AI is a double edged sword

We were given less than 7 hours at GBDASociety's annual designathon to tackle the following challenge:

How might we help students use AI as a collaborator, not a crutch?

Problem

Learning design tools is hard

Onboarding onto tools that have a steep learning curve can be fragmented and overwhelming. Many designers give up before they even get started.

Understanding the problem

What better way to understand a problem than talk to our users? We interviewed 14 designers at the event and surfaced two key pain points.

01.

Tutorials lack context

Designers watch long and outdated Youtube videos to learn how to use one small feature.

02.

Learning is high friction

Designers jump between tabs and videos, losing the momentum that drives their work along the way.

Key Insights

People learn best by doing

Like learning how to ride a bike, people learn best through practice. How can we help designers spend less time troubleshooting and more time creating?

How time is spent learning a new tool

Designers don't want textbooks

They want fast, actionable answers to specific micro-questions, right when they get stuck.

Micro-questions insight

Solution

Meet Guide, an AI tutor that teaches you in real time

A lightweight overlay that sits on top of your existing tools and surfaces answers as you work.

Core Flows

Activate with a hotkey

Bring Guide into any workflow, right when you need it. It follows your eyes and is fully moveable so you can position it wherever you're looking.

Start from your result

Feed Guide a photo from your Pinterest and recreate exactly what's on your mind.

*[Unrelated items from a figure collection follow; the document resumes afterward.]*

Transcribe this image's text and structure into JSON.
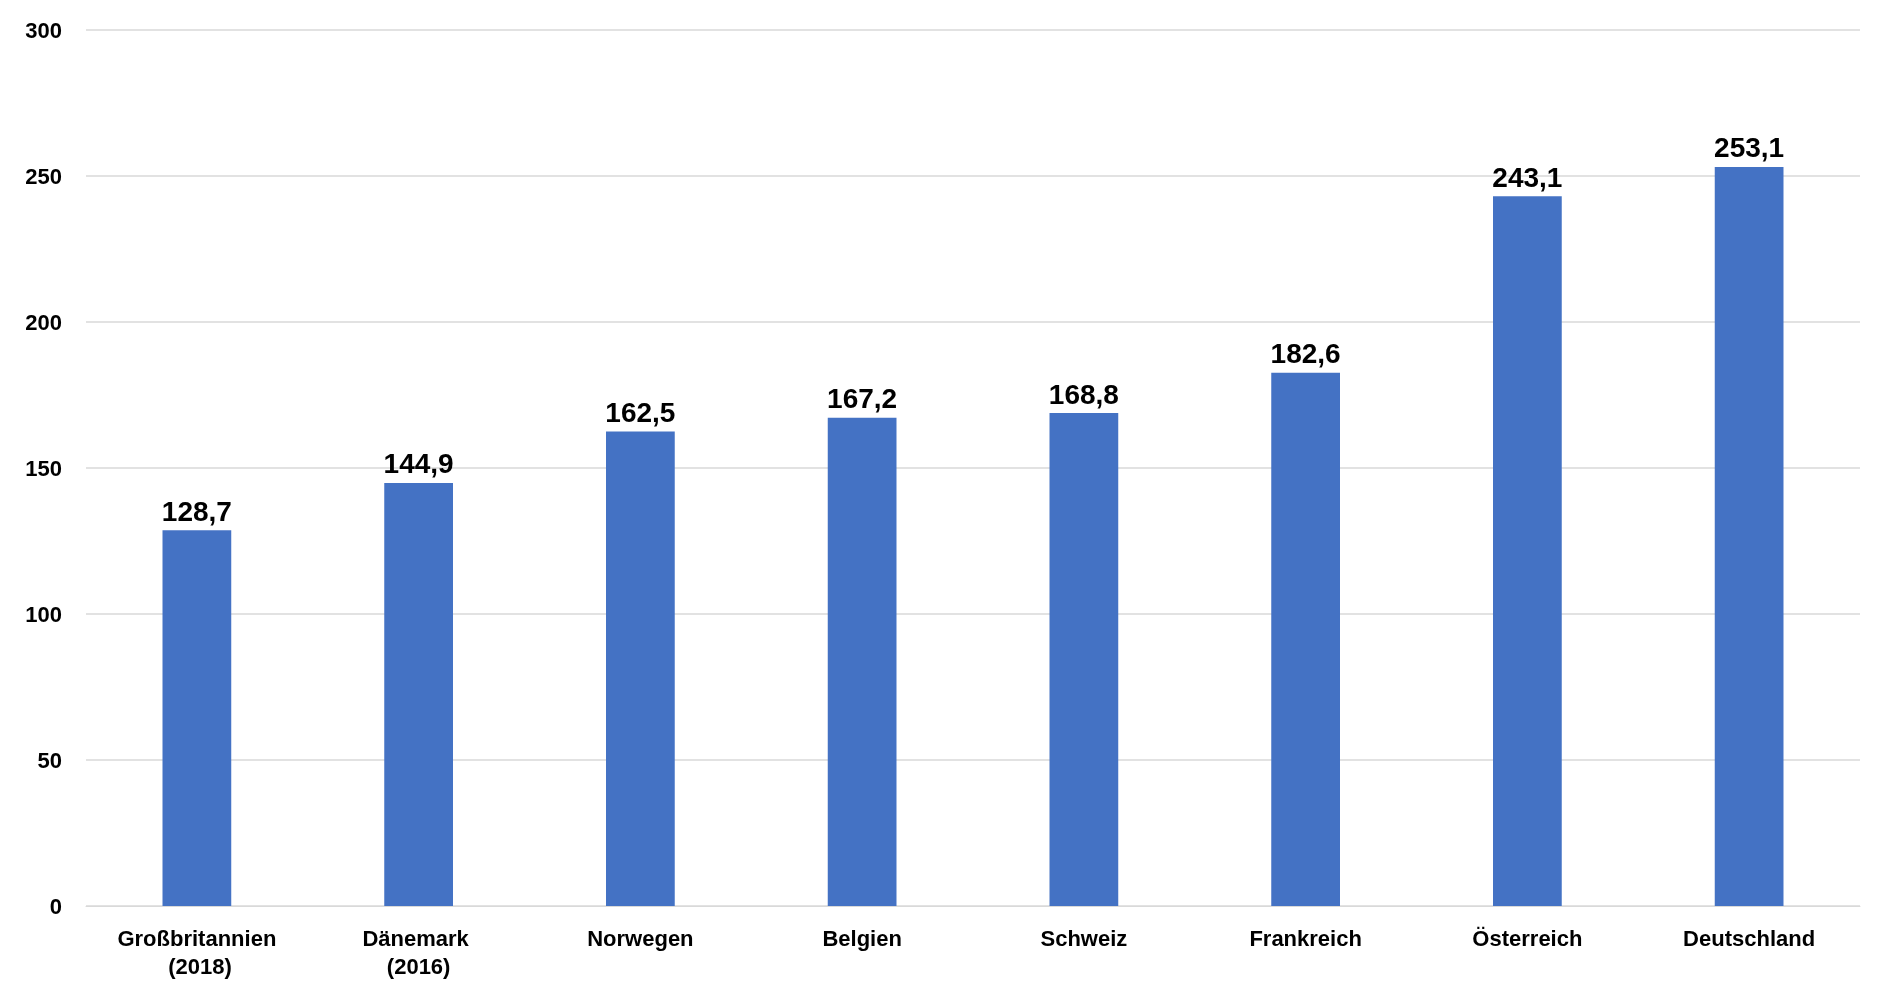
{
  "chart_data": {
    "type": "bar",
    "categories": [
      "Großbritannien (2018)",
      "Dänemark (2016)",
      "Norwegen",
      "Belgien",
      "Schweiz",
      "Frankreich",
      "Österreich",
      "Deutschland"
    ],
    "values": [
      128.7,
      144.9,
      162.5,
      167.2,
      168.8,
      182.6,
      243.1,
      253.1
    ],
    "value_labels": [
      "128,7",
      "144,9",
      "162,5",
      "167,2",
      "168,8",
      "182,6",
      "243,1",
      "253,1"
    ],
    "color": "#4472c4",
    "ylim": [
      0,
      300
    ],
    "yticks": [
      0,
      50,
      100,
      150,
      200,
      250,
      300
    ],
    "grid": "y"
  }
}
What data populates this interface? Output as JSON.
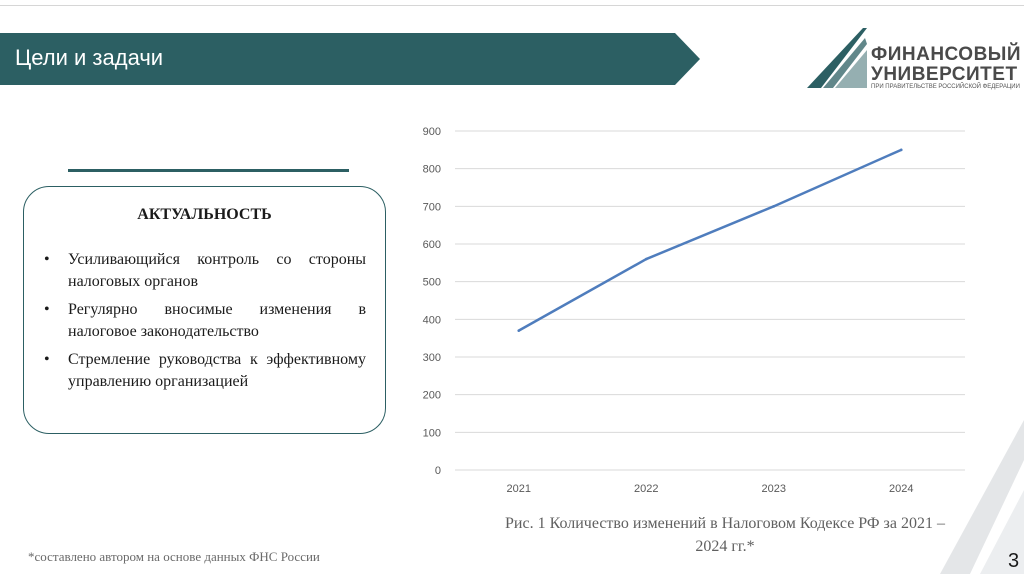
{
  "header": {
    "title": "Цели и задачи",
    "banner_color": "#2c5f63"
  },
  "logo": {
    "line1": "ФИНАНСОВЫЙ",
    "line2": "УНИВЕРСИТЕТ",
    "line3": "ПРИ ПРАВИТЕЛЬСТВЕ РОССИЙСКОЙ ФЕДЕРАЦИИ"
  },
  "card": {
    "heading": "АКТУАЛЬНОСТЬ",
    "bullet_symbol": "•",
    "items": [
      "Усиливающийся контроль со стороны налоговых органов",
      "Регулярно вносимые изменения в налоговое законодательство",
      "Стремление руководства к эффективному управлению организацией"
    ]
  },
  "chart_data": {
    "type": "line",
    "categories": [
      "2021",
      "2022",
      "2023",
      "2024"
    ],
    "series": [
      {
        "values": [
          370,
          560,
          700,
          850
        ],
        "color": "#4f7dbd"
      }
    ],
    "ylim": [
      0,
      900
    ],
    "yticks": [
      "0",
      "100",
      "200",
      "300",
      "400",
      "500",
      "600",
      "700",
      "800",
      "900"
    ],
    "grid": true,
    "title": "",
    "xlabel": "",
    "ylabel": ""
  },
  "caption": {
    "line1": "Рис. 1 Количество изменений в Налоговом Кодексе РФ за 2021 –",
    "line2": "2024 гг.*"
  },
  "footnote": "*составлено автором на основе данных ФНС России",
  "page_number": "3"
}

Get contextual, real-time feedback

Guide analyzes your screen in real time to know exactly what you're working on and shows you what to do next.

Design Decisions

An overlay as the interaction model

The best tools don't replace existing workflows but evolve them. Guide meets users where they already work.

Overlay competitive research

Designing for different experience levels

Users can choose to scan the steps or follow along visually, depending on the level of guidance they need.

Result

We won first place!

We received lots of love for Guide and many requests to turn it into a real product.

Winning at the designathon

Reflection

What I learned

01.

Making decisions based off intuition

Designing from personal pain points helped us move quickly, but the strongest decisions came when we validated those assumptions against broader user needs.

02.

Constraints can create clarity

7 hours on the clock actually forced us to make faster product decisions, focus on the core interaction, and avoid over-designing secondary features.